With plenty of lingering rain leading up to the Festival, the Supreme should be quite the test this year and that could play nicely into the hands of Gordon Elliott’s Felix Desjy. He’s not the first string on jockey bookings and he’s been a bit of a quirky customer at times, but he arrives here after refinding his form.
He won a Grade 2 at Punchestown on his latest start effortlessly and he returns to the venue where he finished a very good sixth in the Champion Bumper twelve months ago. He’s proven at the track and has plenty of experience over timber that should stand him in good stead for the Festival opener.
Coming from the heavens to score on debut at Newbury in November, Bright Forecast backed up that performance with a clear-cut success under a penalty at Leicester a month later.

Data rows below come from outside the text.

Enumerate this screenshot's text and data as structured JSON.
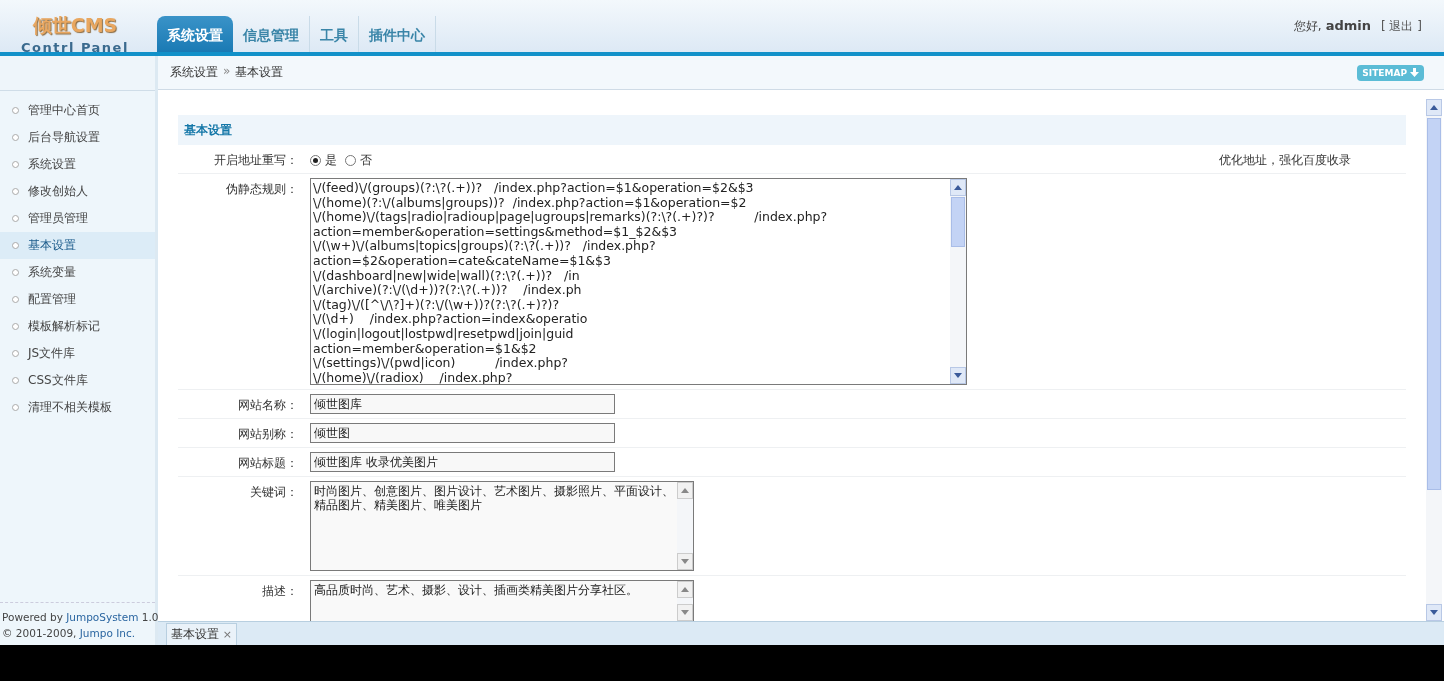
{
  "logo": {
    "title": "倾世CMS",
    "subtitle": "Contrl Panel"
  },
  "tabs": [
    {
      "label": "系统设置",
      "selected": true
    },
    {
      "label": "信息管理",
      "selected": false
    },
    {
      "label": "工具",
      "selected": false
    },
    {
      "label": "插件中心",
      "selected": false
    }
  ],
  "user": {
    "greeting": "您好,",
    "name": "admin",
    "logout": "[ 退出 ]"
  },
  "breadcrumb": {
    "parent": "系统设置",
    "separator": "»",
    "current": "基本设置"
  },
  "sitemap_button": "SITEMAP",
  "sidebar": {
    "items": [
      {
        "label": "管理中心首页",
        "selected": false
      },
      {
        "label": "后台导航设置",
        "selected": false
      },
      {
        "label": "系统设置",
        "selected": false
      },
      {
        "label": "修改创始人",
        "selected": false
      },
      {
        "label": "管理员管理",
        "selected": false
      },
      {
        "label": "基本设置",
        "selected": true
      },
      {
        "label": "系统变量",
        "selected": false
      },
      {
        "label": "配置管理",
        "selected": false
      },
      {
        "label": "模板解析标记",
        "selected": false
      },
      {
        "label": "JS文件库",
        "selected": false
      },
      {
        "label": "CSS文件库",
        "selected": false
      },
      {
        "label": "清理不相关模板",
        "selected": false
      }
    ],
    "footer": {
      "powered": "Powered by",
      "system_link": "JumpoSystem",
      "version": "1.0",
      "copyright": "© 2001-2009,",
      "company_link": "Jumpo Inc."
    }
  },
  "section_title": "基本设置",
  "form": [
    {
      "kind": "radio",
      "label": "开启地址重写：",
      "options": [
        {
          "label": "是",
          "selected": true
        },
        {
          "label": "否",
          "selected": false
        }
      ],
      "hint": "优化地址，强化百度收录"
    },
    {
      "kind": "code",
      "label": "伪静态规则：",
      "lines": [
        "\\/(feed)\\/(groups)(?:\\?(.+))?   /index.php?action=$1&operation=$2&$3",
        "\\/(home)(?:\\/(albums|groups))?  /index.php?action=$1&operation=$2",
        "\\/(home)\\/(tags|radio|radioup|page|ugroups|remarks)(?:\\?(.+)?)?          /index.php?",
        "action=member&operation=settings&method=$1_$2&$3",
        "\\/(\\w+)\\/(albums|topics|groups)(?:\\?(.+))?   /index.php?",
        "action=$2&operation=cate&cateName=$1&$3",
        "\\/(dashboard|new|wide|wall)(?:\\?(.+))?   /in",
        "\\/(archive)(?:\\/(\\d+))?(?:\\?(.+))?    /index.ph",
        "\\/(tag)\\/([^\\/\\?]+)(?:\\/(\\w+))?(?:\\?(.+)?)?",
        "\\/(\\d+)    /index.php?action=index&operatio",
        "\\/(login|logout|lostpwd|resetpwd|join|guid",
        "action=member&operation=$1&$2",
        "\\/(settings)\\/(pwd|icon)          /index.php?",
        "\\/(home)\\/(radiox)    /index.php?"
      ]
    },
    {
      "kind": "input",
      "label": "网站名称：",
      "value": "倾世图库"
    },
    {
      "kind": "input",
      "label": "网站别称：",
      "value": "倾世图"
    },
    {
      "kind": "input",
      "label": "网站标题：",
      "value": "倾世图库 收录优美图片"
    },
    {
      "kind": "textarea",
      "label": "关键词：",
      "value": "时尚图片、创意图片、图片设计、艺术图片、摄影照片、平面设计、精品图片、精美图片、唯美图片"
    },
    {
      "kind": "textarea",
      "label": "描述：",
      "value": "高品质时尚、艺术、摄影、设计、插画类精美图片分享社区。"
    }
  ],
  "bottom_tabs": [
    {
      "label": "基本设置",
      "close": "×"
    }
  ]
}
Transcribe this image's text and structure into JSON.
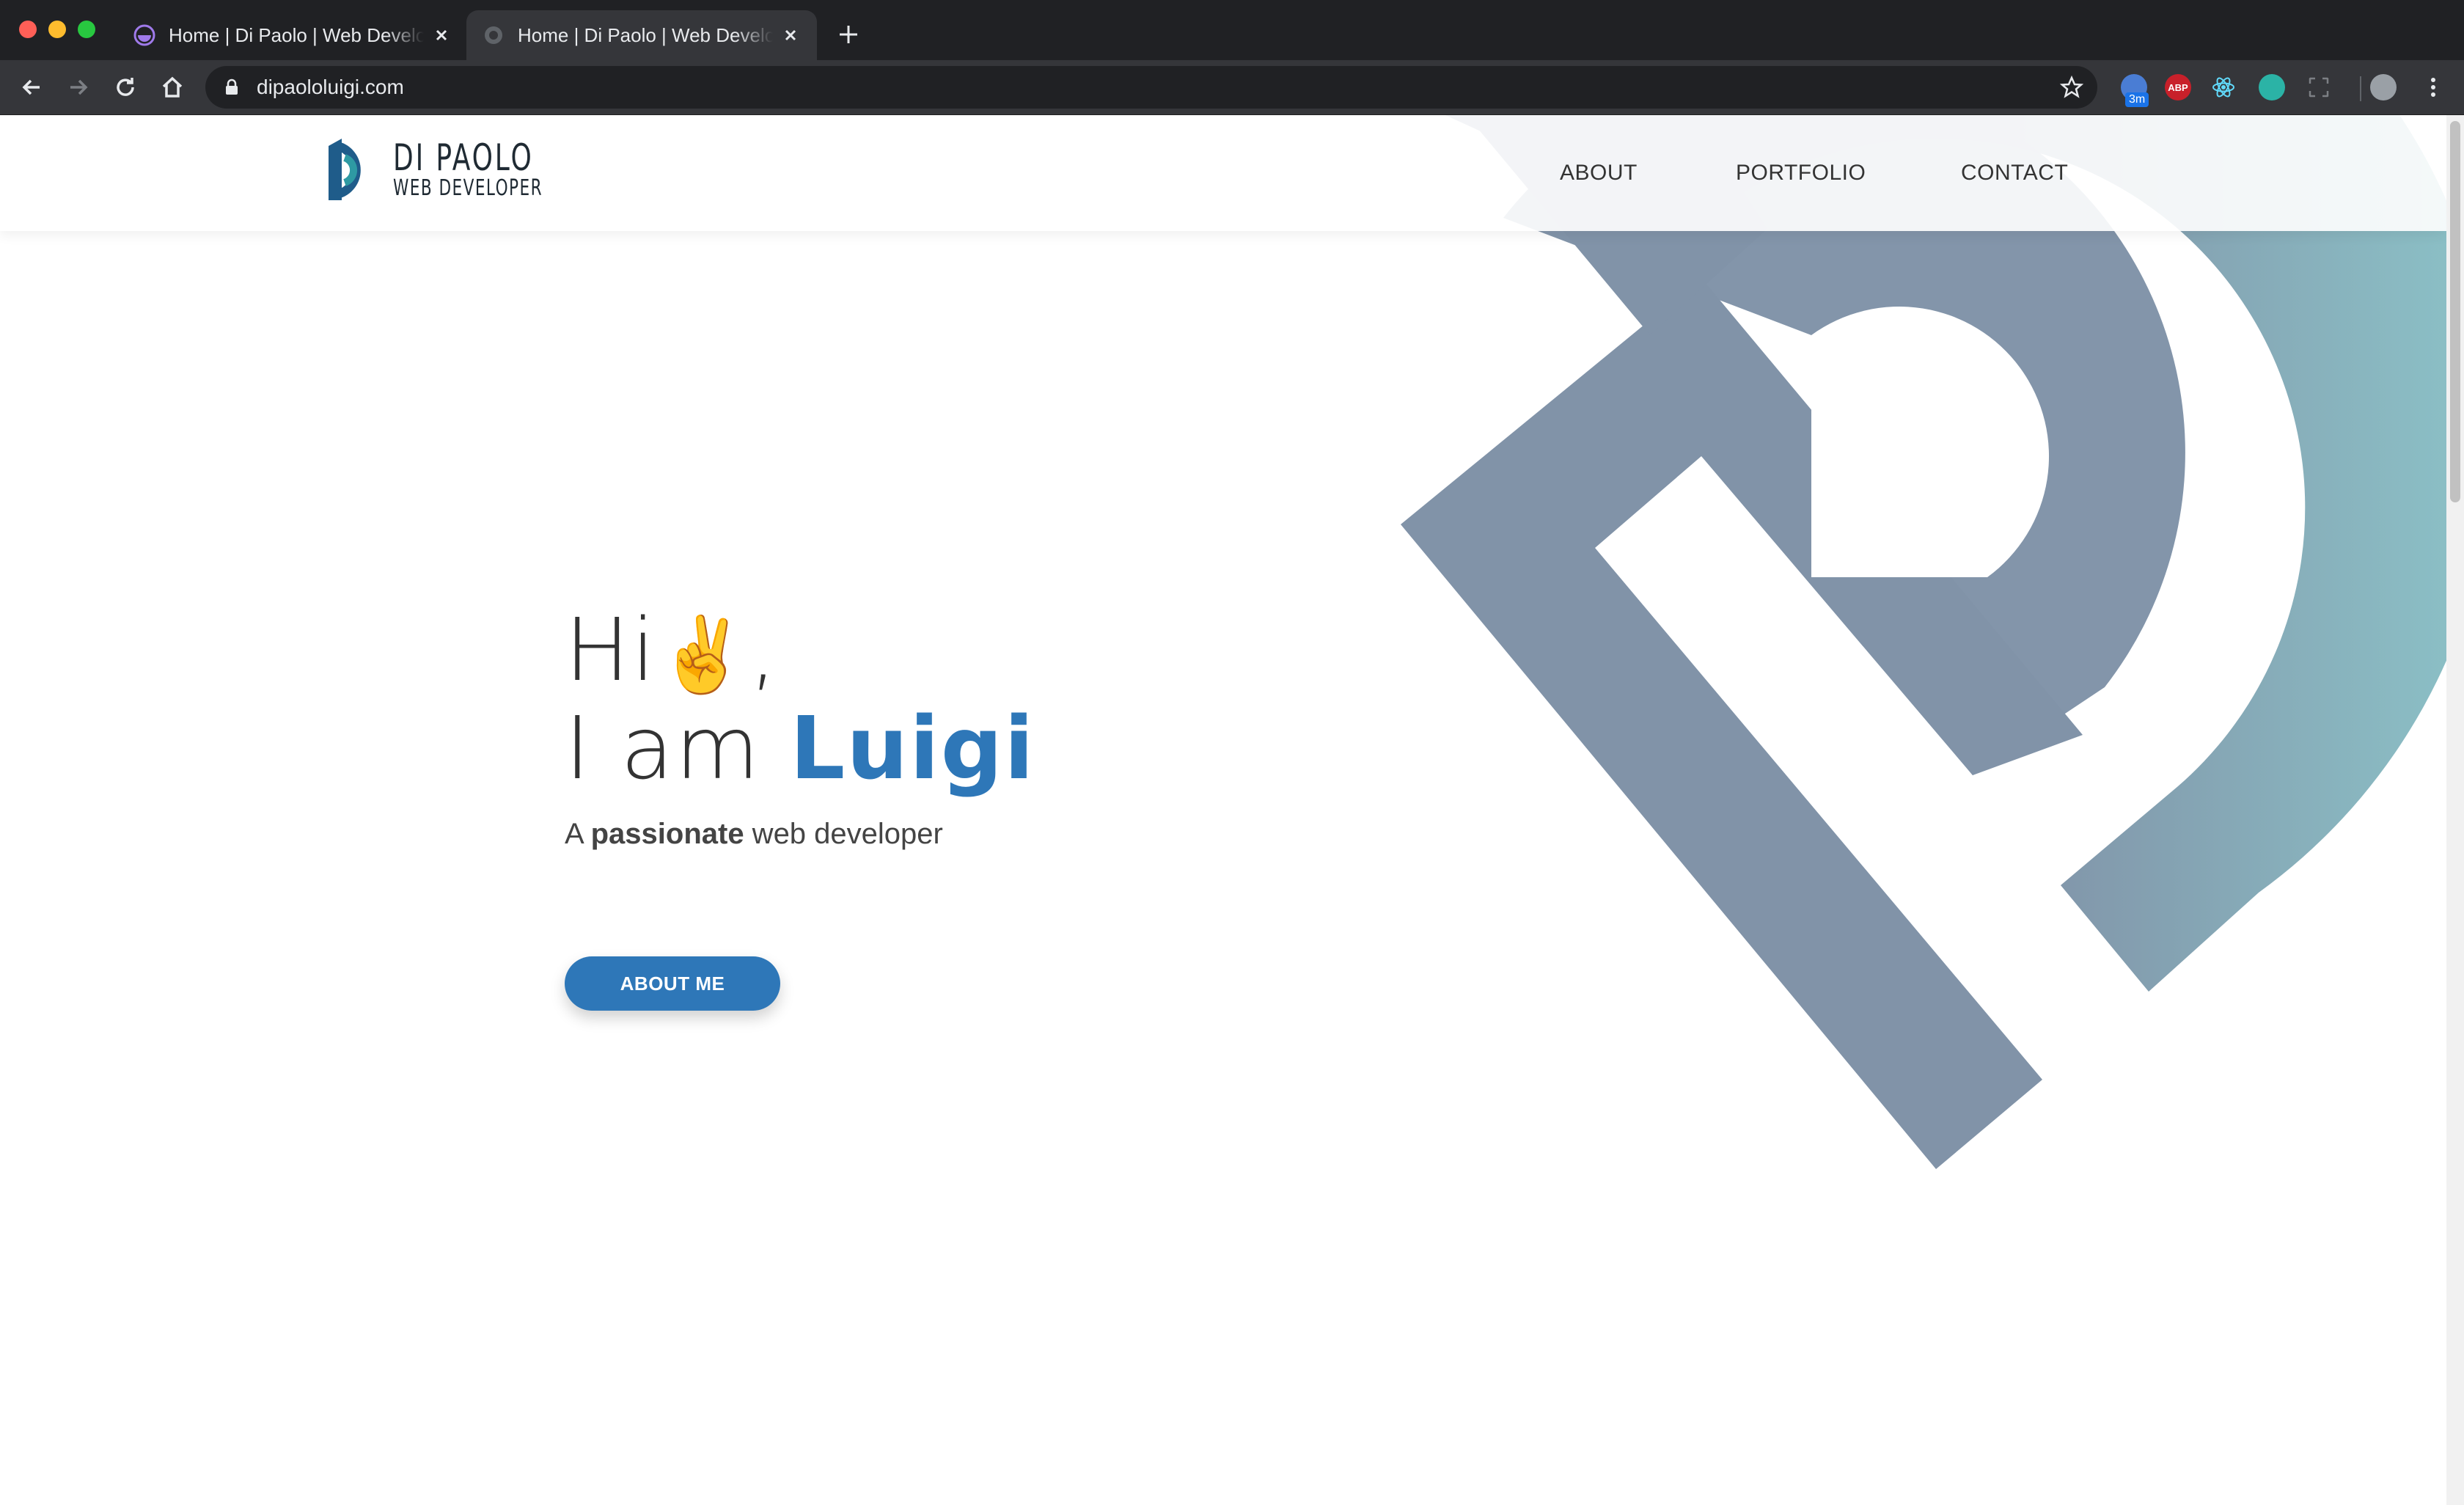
{
  "browser": {
    "tabs": [
      {
        "title": "Home | Di Paolo | Web Developer",
        "active": false
      },
      {
        "title": "Home | Di Paolo | Web Developer",
        "active": true
      }
    ],
    "url": "dipaololuigi.com",
    "extension_badge": "3m",
    "extension_abp": "ABP"
  },
  "site": {
    "brand_name": "DI PAOLO",
    "brand_tagline": "WEB DEVELOPER",
    "nav": [
      "ABOUT",
      "PORTFOLIO",
      "CONTACT"
    ]
  },
  "hero": {
    "greeting": "Hi",
    "emoji": "✌️",
    "comma": ",",
    "intro": "I am ",
    "name": "Luigi",
    "sub_prefix": "A ",
    "sub_bold": "passionate",
    "sub_suffix": " web developer",
    "cta_label": "ABOUT ME"
  },
  "colors": {
    "accent": "#2e77b8",
    "logo_slate": "#8193a8",
    "logo_teal": "#8cc3c8"
  }
}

He only found Mister Fisher too strong in the two-mile Rossington Main at Haydock in January and stepping up to two and a half miles looks a huge positive based on his pedigree.
He’s likely to go out and try to make the running, just as Willoughby Court did two years ago for this trainer, and he’s a very interesting potential improver in this line-up.
Beating Un De Sceaux by a cosy four lengths in this race twelve months ago, things haven’t been plain sailing this year for Henry De Bromhead’s Balko Des Flos. He’s currently written off at 16/1 in the market, but he’s certainly not the forlorn hope the market may suggest he is.
After a modest return, he finished a very good third to Min in the Punchestown Chase back in December and nothing went his way over three miles at Leopardstown over Christmas. He was short of room and hampered when still having every chance between the final two flights, just dropping out late on.
Back down to 2m 5f today at a track he clearly likes, a return to his very best is a very tempting prospect.
An impressive bumper winner, Commander Of Fleet has won two of his three hurdling starts, catching the eye when staying on powerfully to win a Grade 1 at Leopardstown when last seen. He pulled clear with a useful horse of Joseph O’Brien’s, seemingly screaming out for even further.
He gets that here at a track which should suit him well, as a strong test will bring the best out of this son of Fame And Glory. A point winner, stamina is of little concern and with any ground perfectly fine for him, he looks a strong option in a good renewal of this Grade 1 contest.